I imagine there was some behaviors, communication issues, emotional disconnection, etc. that lead to your wife not feeling supported or understood?

In other words, how does it make you a “better person.”

Also, I’ve yet to encounter any medications that aren’t without risks or long term issues.

And again, no obligation to reply. But I would be curious about:

How much time do you spend in actual nature / wilderness each week?

How often do you fast and for how long?

Are you part of a men’s group?

Do you meditate daily?

Do you do HIIT daily?

Do you have training in somatic and emotional awareness and conflict communication with your wife?

Do you avoid overly processed foods, sugar and eat all or mostly plant based foods?


I’m not going to go into fine details because it is obvious personal and this is a public forum.
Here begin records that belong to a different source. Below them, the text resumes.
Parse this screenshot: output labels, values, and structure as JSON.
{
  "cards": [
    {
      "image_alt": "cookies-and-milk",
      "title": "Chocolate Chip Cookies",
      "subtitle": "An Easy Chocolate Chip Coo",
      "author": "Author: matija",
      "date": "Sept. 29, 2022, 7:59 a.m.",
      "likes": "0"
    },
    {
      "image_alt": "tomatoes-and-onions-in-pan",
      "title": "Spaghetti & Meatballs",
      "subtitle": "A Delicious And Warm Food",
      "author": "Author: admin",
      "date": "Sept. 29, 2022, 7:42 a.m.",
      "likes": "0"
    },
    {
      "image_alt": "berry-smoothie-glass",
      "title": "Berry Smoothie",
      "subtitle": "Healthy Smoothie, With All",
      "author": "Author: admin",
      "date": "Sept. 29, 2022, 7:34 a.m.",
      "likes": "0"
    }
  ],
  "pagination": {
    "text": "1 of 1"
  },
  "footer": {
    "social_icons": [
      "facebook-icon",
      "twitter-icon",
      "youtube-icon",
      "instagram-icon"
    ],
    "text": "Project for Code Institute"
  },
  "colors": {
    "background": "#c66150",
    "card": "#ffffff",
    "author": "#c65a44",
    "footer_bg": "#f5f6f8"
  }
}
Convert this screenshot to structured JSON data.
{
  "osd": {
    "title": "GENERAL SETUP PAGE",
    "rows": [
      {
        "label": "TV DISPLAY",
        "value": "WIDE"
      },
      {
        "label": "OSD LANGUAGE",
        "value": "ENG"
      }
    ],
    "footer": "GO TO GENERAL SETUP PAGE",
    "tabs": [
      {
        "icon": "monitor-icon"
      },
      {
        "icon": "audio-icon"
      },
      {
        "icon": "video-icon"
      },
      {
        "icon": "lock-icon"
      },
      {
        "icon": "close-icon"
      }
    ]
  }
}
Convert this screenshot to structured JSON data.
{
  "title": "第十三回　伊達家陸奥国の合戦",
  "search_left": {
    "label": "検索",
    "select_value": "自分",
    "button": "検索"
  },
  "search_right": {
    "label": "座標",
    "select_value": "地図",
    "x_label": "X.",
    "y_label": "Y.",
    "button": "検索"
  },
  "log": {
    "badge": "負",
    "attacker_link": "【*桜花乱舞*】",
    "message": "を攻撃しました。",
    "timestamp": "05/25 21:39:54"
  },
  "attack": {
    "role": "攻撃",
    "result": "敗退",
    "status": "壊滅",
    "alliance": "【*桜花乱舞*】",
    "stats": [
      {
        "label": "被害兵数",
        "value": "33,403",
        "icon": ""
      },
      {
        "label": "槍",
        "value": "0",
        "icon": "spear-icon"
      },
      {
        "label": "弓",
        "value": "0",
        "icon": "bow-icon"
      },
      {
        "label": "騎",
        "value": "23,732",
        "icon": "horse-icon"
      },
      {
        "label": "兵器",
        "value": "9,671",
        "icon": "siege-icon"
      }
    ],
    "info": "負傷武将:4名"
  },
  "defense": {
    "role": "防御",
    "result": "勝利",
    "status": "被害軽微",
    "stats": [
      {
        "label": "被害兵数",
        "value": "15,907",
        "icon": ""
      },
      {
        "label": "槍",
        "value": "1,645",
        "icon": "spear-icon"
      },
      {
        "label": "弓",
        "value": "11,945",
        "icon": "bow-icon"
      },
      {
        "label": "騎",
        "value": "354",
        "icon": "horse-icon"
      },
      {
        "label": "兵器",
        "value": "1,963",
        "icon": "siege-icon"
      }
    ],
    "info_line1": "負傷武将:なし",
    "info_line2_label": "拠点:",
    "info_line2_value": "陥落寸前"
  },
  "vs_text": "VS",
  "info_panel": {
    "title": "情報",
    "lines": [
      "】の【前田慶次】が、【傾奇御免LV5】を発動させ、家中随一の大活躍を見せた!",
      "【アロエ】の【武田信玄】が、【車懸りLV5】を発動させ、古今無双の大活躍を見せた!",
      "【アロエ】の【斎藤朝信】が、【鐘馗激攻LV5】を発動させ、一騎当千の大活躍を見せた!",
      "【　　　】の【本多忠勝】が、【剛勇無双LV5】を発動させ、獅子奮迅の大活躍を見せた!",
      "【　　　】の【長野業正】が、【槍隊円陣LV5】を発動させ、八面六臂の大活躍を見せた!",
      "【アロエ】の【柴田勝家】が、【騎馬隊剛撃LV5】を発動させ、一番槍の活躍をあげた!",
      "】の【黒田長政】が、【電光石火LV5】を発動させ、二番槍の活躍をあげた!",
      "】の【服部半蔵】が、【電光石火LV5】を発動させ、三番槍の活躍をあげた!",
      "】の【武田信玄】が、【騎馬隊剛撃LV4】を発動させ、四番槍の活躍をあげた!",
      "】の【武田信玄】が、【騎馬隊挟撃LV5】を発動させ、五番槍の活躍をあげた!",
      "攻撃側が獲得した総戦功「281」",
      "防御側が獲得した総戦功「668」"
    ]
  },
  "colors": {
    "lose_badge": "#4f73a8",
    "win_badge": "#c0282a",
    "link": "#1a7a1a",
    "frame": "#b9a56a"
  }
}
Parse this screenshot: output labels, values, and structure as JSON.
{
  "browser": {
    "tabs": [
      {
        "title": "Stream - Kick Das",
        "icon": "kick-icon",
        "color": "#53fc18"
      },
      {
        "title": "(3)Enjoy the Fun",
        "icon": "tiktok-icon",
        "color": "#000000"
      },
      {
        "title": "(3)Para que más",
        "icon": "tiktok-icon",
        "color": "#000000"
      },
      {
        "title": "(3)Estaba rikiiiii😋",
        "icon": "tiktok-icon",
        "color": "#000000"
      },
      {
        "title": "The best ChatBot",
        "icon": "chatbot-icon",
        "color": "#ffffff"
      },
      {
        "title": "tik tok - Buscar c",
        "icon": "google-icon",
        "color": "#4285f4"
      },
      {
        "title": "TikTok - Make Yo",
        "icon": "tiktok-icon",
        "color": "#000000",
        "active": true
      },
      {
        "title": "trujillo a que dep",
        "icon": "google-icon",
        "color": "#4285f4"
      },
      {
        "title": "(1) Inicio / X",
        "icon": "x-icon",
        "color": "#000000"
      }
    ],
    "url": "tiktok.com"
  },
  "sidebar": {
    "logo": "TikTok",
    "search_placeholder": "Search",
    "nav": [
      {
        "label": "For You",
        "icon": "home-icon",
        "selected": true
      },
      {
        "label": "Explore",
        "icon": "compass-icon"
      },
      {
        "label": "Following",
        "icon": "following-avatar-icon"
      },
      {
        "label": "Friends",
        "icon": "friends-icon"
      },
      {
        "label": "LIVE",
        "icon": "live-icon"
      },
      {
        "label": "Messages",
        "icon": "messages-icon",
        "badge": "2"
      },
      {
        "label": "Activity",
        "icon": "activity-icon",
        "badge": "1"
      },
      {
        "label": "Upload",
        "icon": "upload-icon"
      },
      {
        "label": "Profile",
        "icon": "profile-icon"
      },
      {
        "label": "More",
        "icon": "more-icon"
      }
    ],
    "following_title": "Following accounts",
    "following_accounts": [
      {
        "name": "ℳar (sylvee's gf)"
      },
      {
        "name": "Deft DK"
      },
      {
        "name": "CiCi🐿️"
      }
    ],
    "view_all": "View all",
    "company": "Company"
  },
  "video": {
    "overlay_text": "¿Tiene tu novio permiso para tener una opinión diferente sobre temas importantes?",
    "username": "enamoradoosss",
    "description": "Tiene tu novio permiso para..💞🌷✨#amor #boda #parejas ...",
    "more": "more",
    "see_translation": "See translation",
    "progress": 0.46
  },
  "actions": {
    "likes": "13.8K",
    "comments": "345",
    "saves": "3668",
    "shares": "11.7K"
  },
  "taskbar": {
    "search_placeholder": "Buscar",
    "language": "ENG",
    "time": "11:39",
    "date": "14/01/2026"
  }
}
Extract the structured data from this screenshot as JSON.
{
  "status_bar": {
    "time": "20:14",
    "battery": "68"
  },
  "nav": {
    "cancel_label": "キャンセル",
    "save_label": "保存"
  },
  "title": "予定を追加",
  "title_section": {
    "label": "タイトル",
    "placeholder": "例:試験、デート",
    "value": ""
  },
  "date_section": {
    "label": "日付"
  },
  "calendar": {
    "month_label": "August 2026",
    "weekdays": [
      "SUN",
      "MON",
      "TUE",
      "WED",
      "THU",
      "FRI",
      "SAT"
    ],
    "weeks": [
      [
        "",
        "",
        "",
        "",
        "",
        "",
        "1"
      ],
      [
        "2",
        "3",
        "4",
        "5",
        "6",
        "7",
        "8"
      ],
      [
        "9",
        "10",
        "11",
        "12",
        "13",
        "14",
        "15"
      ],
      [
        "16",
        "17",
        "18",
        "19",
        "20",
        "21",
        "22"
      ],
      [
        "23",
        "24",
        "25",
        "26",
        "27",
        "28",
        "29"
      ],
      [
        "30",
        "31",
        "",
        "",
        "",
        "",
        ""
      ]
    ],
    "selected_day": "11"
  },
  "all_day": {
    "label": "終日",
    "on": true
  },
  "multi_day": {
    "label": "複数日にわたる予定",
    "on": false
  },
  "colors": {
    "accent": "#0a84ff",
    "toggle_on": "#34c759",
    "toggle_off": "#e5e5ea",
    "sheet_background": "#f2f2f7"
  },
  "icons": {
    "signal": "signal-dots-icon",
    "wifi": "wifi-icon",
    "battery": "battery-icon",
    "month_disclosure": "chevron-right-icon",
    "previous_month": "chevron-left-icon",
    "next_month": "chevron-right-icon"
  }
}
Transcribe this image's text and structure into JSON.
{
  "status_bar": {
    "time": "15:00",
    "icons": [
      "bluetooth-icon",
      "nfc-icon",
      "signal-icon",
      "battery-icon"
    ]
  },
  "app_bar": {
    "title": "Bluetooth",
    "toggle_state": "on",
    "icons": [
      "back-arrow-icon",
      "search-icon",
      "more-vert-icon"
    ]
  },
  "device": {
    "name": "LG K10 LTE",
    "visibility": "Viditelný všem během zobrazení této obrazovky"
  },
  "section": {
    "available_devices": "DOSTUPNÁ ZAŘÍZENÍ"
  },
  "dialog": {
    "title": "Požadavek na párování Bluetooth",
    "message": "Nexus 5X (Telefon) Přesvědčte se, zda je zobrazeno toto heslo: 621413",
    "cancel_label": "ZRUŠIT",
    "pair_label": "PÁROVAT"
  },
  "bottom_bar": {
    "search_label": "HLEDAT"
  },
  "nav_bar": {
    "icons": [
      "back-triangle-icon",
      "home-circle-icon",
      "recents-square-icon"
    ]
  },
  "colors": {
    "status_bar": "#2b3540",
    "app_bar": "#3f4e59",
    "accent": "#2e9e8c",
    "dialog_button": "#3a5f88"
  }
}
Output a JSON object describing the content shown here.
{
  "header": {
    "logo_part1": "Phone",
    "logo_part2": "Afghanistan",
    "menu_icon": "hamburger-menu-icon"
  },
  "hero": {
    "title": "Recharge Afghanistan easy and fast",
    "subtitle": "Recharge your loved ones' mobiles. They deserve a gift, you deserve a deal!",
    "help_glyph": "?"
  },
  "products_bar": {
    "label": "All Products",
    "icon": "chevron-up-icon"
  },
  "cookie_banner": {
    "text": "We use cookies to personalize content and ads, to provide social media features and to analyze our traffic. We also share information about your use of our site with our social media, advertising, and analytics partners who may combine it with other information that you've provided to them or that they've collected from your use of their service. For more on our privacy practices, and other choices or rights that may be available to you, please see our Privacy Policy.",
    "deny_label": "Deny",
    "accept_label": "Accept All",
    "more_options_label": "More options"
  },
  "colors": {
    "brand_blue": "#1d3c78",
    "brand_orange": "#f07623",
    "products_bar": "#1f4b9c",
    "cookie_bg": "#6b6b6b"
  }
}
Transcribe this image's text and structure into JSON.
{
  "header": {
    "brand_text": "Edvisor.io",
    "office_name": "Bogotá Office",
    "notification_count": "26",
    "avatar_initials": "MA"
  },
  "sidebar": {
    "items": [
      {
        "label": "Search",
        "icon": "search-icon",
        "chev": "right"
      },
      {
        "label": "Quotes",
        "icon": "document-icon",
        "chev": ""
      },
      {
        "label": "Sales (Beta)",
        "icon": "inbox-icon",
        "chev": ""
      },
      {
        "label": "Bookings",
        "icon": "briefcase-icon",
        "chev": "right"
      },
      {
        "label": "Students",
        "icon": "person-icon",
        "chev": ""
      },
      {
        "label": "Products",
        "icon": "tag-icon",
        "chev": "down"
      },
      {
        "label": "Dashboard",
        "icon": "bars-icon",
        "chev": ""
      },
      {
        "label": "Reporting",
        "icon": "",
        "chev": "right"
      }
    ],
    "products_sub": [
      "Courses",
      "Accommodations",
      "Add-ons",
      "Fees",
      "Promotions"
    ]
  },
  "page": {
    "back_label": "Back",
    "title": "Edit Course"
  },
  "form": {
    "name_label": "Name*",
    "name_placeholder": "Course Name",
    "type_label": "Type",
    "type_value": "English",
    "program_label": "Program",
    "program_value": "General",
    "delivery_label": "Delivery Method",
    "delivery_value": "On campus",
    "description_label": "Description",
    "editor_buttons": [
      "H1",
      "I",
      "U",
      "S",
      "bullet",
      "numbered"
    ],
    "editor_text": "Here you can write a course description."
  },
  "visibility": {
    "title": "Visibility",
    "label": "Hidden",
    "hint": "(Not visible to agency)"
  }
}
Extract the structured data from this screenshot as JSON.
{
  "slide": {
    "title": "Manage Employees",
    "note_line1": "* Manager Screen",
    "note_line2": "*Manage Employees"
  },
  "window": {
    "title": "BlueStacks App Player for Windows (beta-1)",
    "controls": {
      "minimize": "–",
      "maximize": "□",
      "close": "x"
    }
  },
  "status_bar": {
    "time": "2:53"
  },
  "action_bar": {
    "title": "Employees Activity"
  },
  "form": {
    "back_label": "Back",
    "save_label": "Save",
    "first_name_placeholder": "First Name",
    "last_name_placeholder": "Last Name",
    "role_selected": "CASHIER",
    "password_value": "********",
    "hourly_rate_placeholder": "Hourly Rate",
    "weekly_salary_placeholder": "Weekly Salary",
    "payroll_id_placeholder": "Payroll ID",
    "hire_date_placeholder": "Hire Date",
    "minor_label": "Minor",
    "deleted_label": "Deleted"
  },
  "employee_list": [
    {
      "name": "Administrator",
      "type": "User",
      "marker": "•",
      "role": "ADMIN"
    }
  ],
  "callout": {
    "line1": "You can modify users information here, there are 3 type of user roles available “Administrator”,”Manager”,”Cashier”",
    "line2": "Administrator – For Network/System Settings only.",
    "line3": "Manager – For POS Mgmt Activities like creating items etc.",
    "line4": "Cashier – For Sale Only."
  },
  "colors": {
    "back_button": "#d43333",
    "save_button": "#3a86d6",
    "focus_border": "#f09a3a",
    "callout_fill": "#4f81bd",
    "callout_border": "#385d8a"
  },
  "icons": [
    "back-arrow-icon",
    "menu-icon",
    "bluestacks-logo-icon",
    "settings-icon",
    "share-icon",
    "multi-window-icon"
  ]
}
But basically the issues came down to being inattentive, lack of follow through, communication failures, dropping responsibilities, etc. that are all downstream of my primarily inattentive ADHD diagnosis.

Basically failures in everyday life and the relationship due to my own actions (or more typically, lack of action aka bad priorities) where if you had pointed it out to me at the time I totally would have told you I should be Doing The Thing and I absolutely want to Do The Thing but… hey look at that other shiny thing!

She got tired of the disappointment and broken promises, and I sought help. After being told by someone I confided in that I might have ADHD, I spoke to a psychiatrist and was prescribed stimulants. Now I have a magic pill I take every morning that makes me 100% able to choose to Do The Thing when I want to Do The Thing. It gave me that choice, which I never had.

It makes me a better person because it allows me, for the first time ever in my 40 years on this planet, to make that conscious choice about what kind of person I show myself as in my actions. Previously, I was just along for the ride. Now I’m in the pilot’s seat.

I have tried most of the other things you mention. There are great health benefits to eating right, for example, and even mental/mood improvements as well. But no effect whatsoever on this issue. ADHD intention is a brain chemistry problem and requires a chemical solution, plain and simple.